Meskipun media populer dan media sosial sering menggambarkan teknik-teknik ini secara positif, para peneliti menyimpulkan bahwa tidak ada manfaatnya menggunakan salah satu dari ketiga teknik tersebut baik di rumah sakit maupun di luarnya. Khususnya:

  • Penggunaan benturan prekordial sebenarnya dapat meningkatkan risiko bagi pasien
  • Laporan media sosial tentang ‘batuk CPR’ secara keliru membingungkan serangan jantung (ketika seseorang pingsan, tidak sadar dan tidak responsif dan tidak bernapas) dan serangan jantung (yang biasanya disertai dengan nyeri dada ketika suplai darah ke jantung tidak mencukupi) dan – berpotensi berbahaya – menganjurkan orang yang mengemudi ke rumah sakit sambil terus batuk. Siapa pun yang mengira mereka mungkin mengalami serangan jantung atau memiliki rasa sakit dada harus segera mencari pertolongan medis.

Tim peneliti menyimpulkan bahwa ini menegaskan kembali CPR sebagai ‘standar emas’ dalam situasi serangan jantung, seperti yang direkomendasikan oleh Resuscitation Council Inggris dan pakar resusitasi di seluruh dunia. Baik profesional kesehatan dan anggota masyarakat harus memprioritaskan hal ini ketika menghadapi seseorang yang mengalami serangan jantung, daripada ditunda dengan penggunaan teknik lain.

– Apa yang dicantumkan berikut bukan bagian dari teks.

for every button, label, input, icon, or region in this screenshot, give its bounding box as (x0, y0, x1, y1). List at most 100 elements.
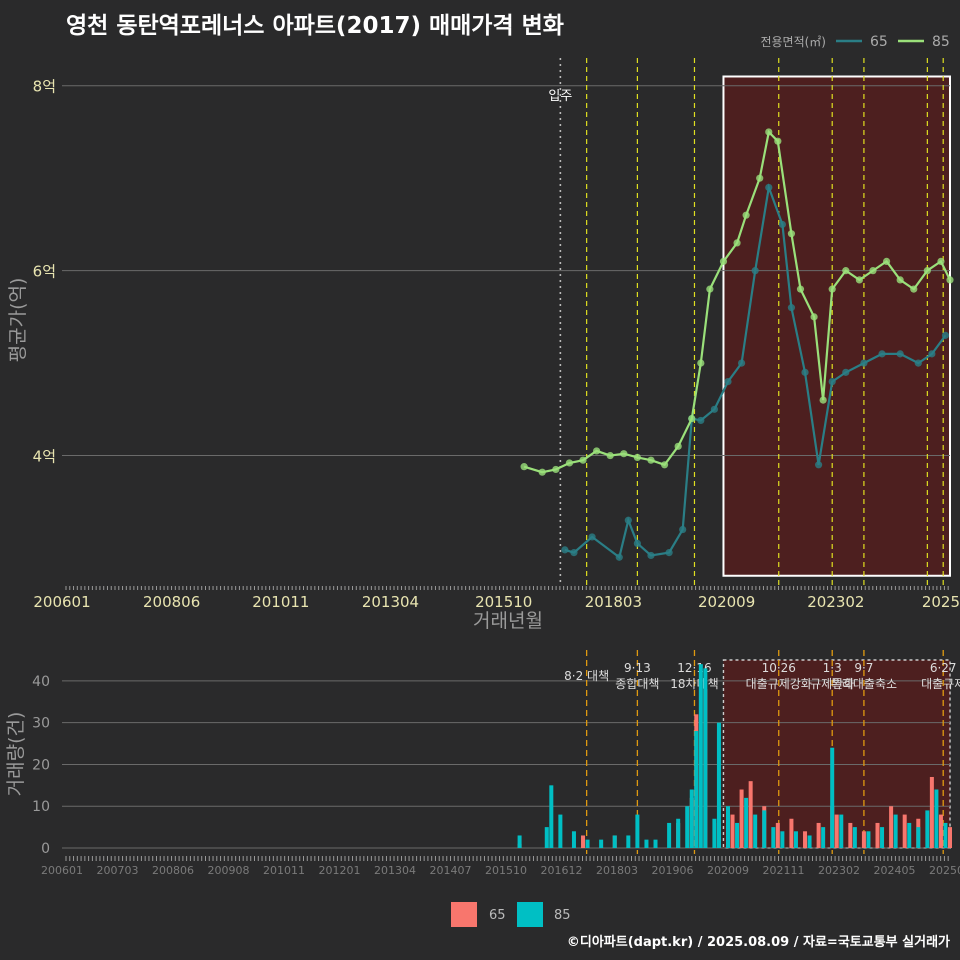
volume-bar-85 (667, 822, 672, 848)
volume-bar-65 (848, 822, 853, 848)
volume-bar-85 (880, 827, 885, 848)
volume-x-tick-label: 201011 (263, 864, 305, 877)
volume-x-tick-label: 201906 (652, 864, 694, 877)
volume-x-tick-label: 200601 (41, 864, 83, 877)
volume-x-tick-label: 202405 (874, 864, 916, 877)
policy-annotation-label: 종합대책 (615, 676, 659, 691)
volume-bar-85 (694, 731, 699, 848)
volume-bar-85 (916, 827, 921, 848)
volume-x-tick-label: 201803 (596, 864, 638, 877)
price-x-tick-label: 200601 (33, 593, 90, 611)
volume-bar-85 (549, 785, 554, 848)
legend-85-label: 85 (932, 34, 950, 50)
volume-bar-65 (775, 822, 780, 848)
volume-bar-85 (839, 814, 844, 848)
volume-bar-65 (902, 814, 907, 848)
policy-annotation-label: 9·13 (624, 661, 651, 675)
volume-bar-85 (612, 835, 617, 848)
volume-bar-85 (762, 810, 767, 848)
volume-bar-65 (834, 814, 839, 848)
volume-bar-85 (703, 668, 708, 848)
volume-bar-65 (730, 814, 735, 848)
volume-bar-85 (821, 827, 826, 848)
volume-bar-85 (866, 831, 871, 848)
volume-bar-85 (644, 839, 649, 848)
price-x-tick-label: 201510 (475, 593, 532, 611)
chart-title: 영천 동탄역포레너스 아파트(2017) 매매가격 변화 (66, 13, 564, 39)
policy-annotation-label: 18차대책 (670, 676, 718, 691)
volume-bar-85 (544, 827, 549, 848)
price-y-axis-title: 평균가(억) (7, 278, 29, 363)
volume-y-tick-label: 40 (32, 674, 50, 690)
volume-x-tick-label: 201304 (374, 864, 416, 877)
volume-bar-85 (585, 839, 590, 848)
volume-x-tick-label: 201201 (319, 864, 361, 877)
price-x-tick-label: 2025 (922, 593, 960, 611)
volume-bar-65 (803, 831, 808, 848)
price-y-tick-label: 4억 (33, 448, 56, 466)
legend-title: 전용면적(㎡) (760, 35, 826, 49)
volume-bar-65 (789, 818, 794, 848)
volume-bar-65 (739, 789, 744, 848)
policy-annotation-label: 6·27 (930, 661, 957, 675)
bottom-legend-85-swatch (517, 902, 543, 927)
volume-bar-85 (852, 827, 857, 848)
volume-bar-85 (780, 831, 785, 848)
volume-y-tick-label: 20 (32, 757, 50, 773)
price-highlight-box (722, 75, 951, 577)
volume-bar-85 (698, 664, 703, 848)
volume-x-tick-label: 201510 (485, 864, 527, 877)
policy-annotation-label: 1·3 (823, 661, 842, 675)
volume-bar-85 (558, 814, 563, 848)
policy-annotation-label: 12·16 (677, 661, 711, 675)
price-y-tick-label: 6억 (33, 263, 56, 281)
volume-bar-85 (712, 818, 717, 848)
volume-x-tick-label: 200806 (152, 864, 194, 877)
volume-bar-85 (599, 839, 604, 848)
price-x-tick-label: 201304 (362, 593, 419, 611)
volume-bar-65 (581, 835, 586, 848)
price-x-axis-title: 거래년월 (473, 610, 543, 632)
volume-bar-85 (934, 789, 939, 848)
bottom-legend-85-label: 85 (554, 908, 571, 923)
volume-bar-85 (517, 835, 522, 848)
volume-bar-85 (807, 835, 812, 848)
price-x-tick-label: 201803 (585, 593, 642, 611)
policy-annotation-label: 10·26 (762, 661, 796, 675)
volume-bar-85 (653, 839, 658, 848)
legend-65-label: 65 (870, 34, 888, 50)
volume-bar-65 (875, 822, 880, 848)
volume-bar-85 (771, 827, 776, 848)
footer-credit: ©디아파트(dapt.kr) / 2025.08.09 / 자료=국토교통부 실… (566, 935, 950, 950)
volume-y-tick-label: 30 (32, 716, 50, 732)
volume-bar-65 (748, 781, 753, 848)
volume-x-tick-label: 202302 (818, 864, 860, 877)
volume-bar-85 (716, 722, 721, 848)
volume-x-tick-label: 202009 (707, 864, 749, 877)
bottom-legend-65-label: 65 (489, 908, 506, 923)
price-x-tick-label: 201011 (252, 593, 309, 611)
series-85-line (523, 129, 951, 474)
policy-annotation-label: 특례대출축소 (831, 677, 897, 691)
volume-bar-85 (635, 814, 640, 848)
volume-bar-65 (889, 806, 894, 848)
volume-x-tick-label: 201407 (430, 864, 472, 877)
volume-bar-65 (929, 776, 934, 848)
volume-x-tick-label: 200908 (208, 864, 250, 877)
volume-bar-85 (685, 806, 690, 848)
move-in-label: 입주 (548, 89, 572, 104)
policy-annotation-label: 대출규제 (921, 677, 960, 691)
volume-y-tick-label: 10 (32, 799, 50, 815)
volume-bar-65 (816, 822, 821, 848)
volume-bar-85 (793, 831, 798, 848)
volume-x-tick-label: 202111 (763, 864, 805, 877)
volume-x-tick-label: 202506 (929, 864, 960, 877)
policy-annotation-label: 8·2 대책 (564, 668, 609, 683)
volume-y-tick-label: 0 (41, 841, 50, 857)
volume-bar-65 (948, 827, 952, 848)
volume-bar-85 (830, 747, 835, 848)
volume-bar-85 (626, 835, 631, 848)
volume-bar-85 (893, 814, 898, 848)
volume-bar-85 (689, 789, 694, 848)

Orang yang mengalami serangan jantung harus menerima CPR, yang merupakan keterampilan yang harus didorong untuk dipelajari setiap orang. Setiap menit tanpa CPR dan defibrilasi dini dapat menurunkan peluang seseorang untuk bertahan hidup hingga 10%. Pedoman Dewan Resusitasi Inggris menekankan pentingnya tindakan cepat dengan CPR dan defibrilasi dini sebagai hal yang sangat penting untuk memberi seseorang kesempatan terbaik untuk bertahan hidup.

Penulis utama Dr Christopher Smith, Dosen Klinis di Fakultas Kedokteran Warwick dan seorang dokter Pengobatan Darurat berkata: “Orang-orang perlu terus melakukan hal-hal dasar: jika seseorang pingsan, Anda harus menelepon 999, memulai CPR, dan jika ada orang lain yang hadir, mereka harus mencari defibrillator Mereka yang mengalami nyeri dada dan tidak sehat perlu segera mencari nasihat medis. Intervensi dini oleh anggota masyarakat memiliki dampak terbesar pada kelangsungan hidup.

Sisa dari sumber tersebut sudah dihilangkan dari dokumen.